A resolution is usually something people should be doing in the first place, like eating right, getting more exercise, or quitting smoking. So why make a big show out of it? Why not just do it?
People who make these pledges are setting themselves up for disappointment. In a 2007 study by the University of Bristol, 88 percent of resolutions failed, despite the fact that more than half of study participants were confident they’d succeed.
That’s what bothers me the most — the fact that people seem to believe that choosing the arbitrary date of Jan. 1 (and perhaps declaring this intention to a few coworkers) is enough to guarantee they’ll be able to kick the nicotine habit or cut out carbs from their diet. But that just isn’t going to cut it. To make this type of lifestyle change, you need a game plan.
According to the aforementioned study, men were 22 percent more likely to achieve a goal when specific benchmarks have been established. For example, vowing to shed one pound per week is much more effective than simply stating, “I want to lose weight.” Women, on the other hand, succeeded 10 percent more when they made their goals public and received support from friends.
To me, that makes perfect sense. When I signed up for a spinning class a few years ago with my sister, I found I was much more likely to skip it if I knew she couldn’t make it. But if I knew she was going, I’d be there. And I can also see how making a blanket statement such as “I want to take a class” is pretty much useless, whereas giving yourself the deadline of Feb. 1 to register for an Italian cooking class or sign up for a photography seminar is far more likely to result in achieving that goal.
I thought about all of this while reviewing the results of healthsystemCIO.com’s December Snap Survey, which found that 59 percent of CIOs believe their organization accomplished the major goals they set for 2012. I think those results are very encouraging, particularly in light of the myriad challenges facing health systems today. It seems like CIOs are constantly being expected to do more with less resources. To see that so many are checking off major boxes on their to-do lists is a positive sign, and it’s one that needs to be acknowledged. Sometimes we get so caught up in the doom and gloom and the dire predictions that we fail to see how far we’ve come.
There was one comment from the survey that really stuck with me:
“We recently held an end-of-year, all-hands departmental meeting. As part of that meeting, each of our managers identified significant accomplishments of their staff and what they were thankful for. At the end of this, the entire room was somewhat in awe of all the things we accomplished over the past year. Our organization is under a lot of stress, and it is clear that our department has risen to the challenge.”
To me, that’s what it all comes down to. Is the organization in a better place now that it was last year? Did we accomplish what we set out to do?

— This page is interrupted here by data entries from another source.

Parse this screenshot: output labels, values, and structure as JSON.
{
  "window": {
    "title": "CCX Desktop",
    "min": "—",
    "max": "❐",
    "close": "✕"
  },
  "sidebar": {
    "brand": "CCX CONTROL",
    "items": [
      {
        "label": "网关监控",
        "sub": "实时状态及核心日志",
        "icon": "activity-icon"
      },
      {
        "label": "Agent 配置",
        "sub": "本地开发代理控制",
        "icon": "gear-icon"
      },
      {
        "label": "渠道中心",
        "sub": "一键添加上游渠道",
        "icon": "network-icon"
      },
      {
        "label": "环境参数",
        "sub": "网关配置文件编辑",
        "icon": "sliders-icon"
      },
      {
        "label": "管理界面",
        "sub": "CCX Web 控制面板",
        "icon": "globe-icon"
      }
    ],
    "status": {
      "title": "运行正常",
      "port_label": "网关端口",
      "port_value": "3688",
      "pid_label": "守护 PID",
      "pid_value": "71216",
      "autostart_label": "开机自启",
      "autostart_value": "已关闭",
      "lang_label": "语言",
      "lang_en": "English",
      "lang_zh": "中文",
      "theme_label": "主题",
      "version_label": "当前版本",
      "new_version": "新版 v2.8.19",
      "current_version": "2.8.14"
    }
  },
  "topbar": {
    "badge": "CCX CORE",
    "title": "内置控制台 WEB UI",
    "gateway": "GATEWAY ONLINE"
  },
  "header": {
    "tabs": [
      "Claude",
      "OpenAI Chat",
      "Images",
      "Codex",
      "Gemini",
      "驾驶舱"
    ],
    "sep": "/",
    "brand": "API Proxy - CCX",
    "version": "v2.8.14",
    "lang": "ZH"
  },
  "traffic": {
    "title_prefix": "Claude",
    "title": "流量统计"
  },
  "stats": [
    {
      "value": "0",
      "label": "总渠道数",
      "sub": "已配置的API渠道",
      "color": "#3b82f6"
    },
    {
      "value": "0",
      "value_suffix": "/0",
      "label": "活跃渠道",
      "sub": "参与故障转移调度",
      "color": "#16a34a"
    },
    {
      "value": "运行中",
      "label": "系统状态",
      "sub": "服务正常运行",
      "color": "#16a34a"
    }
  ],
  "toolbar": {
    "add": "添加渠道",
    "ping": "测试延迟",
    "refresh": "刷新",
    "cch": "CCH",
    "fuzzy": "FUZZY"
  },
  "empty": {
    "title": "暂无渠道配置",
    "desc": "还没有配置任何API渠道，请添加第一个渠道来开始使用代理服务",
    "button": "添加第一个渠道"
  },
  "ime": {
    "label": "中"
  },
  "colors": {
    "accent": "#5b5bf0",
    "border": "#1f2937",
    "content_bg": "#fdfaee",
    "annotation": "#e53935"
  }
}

These are the questions we all need to ask ourselves. Most of the time, the answer is yes. But if it isn’t, you need to establish a game plan to determine how you’re going to obtain a different result next year. Make sure your goals are achievable — preferably in increments that can be measured — and when it’s all done, acknowledge what you’ve accomplished and those who helped make it happen.
That’s the kind of resolution that even I can get on board with … maybe.
Happy new year to all of our readers, and thank you as always for your support!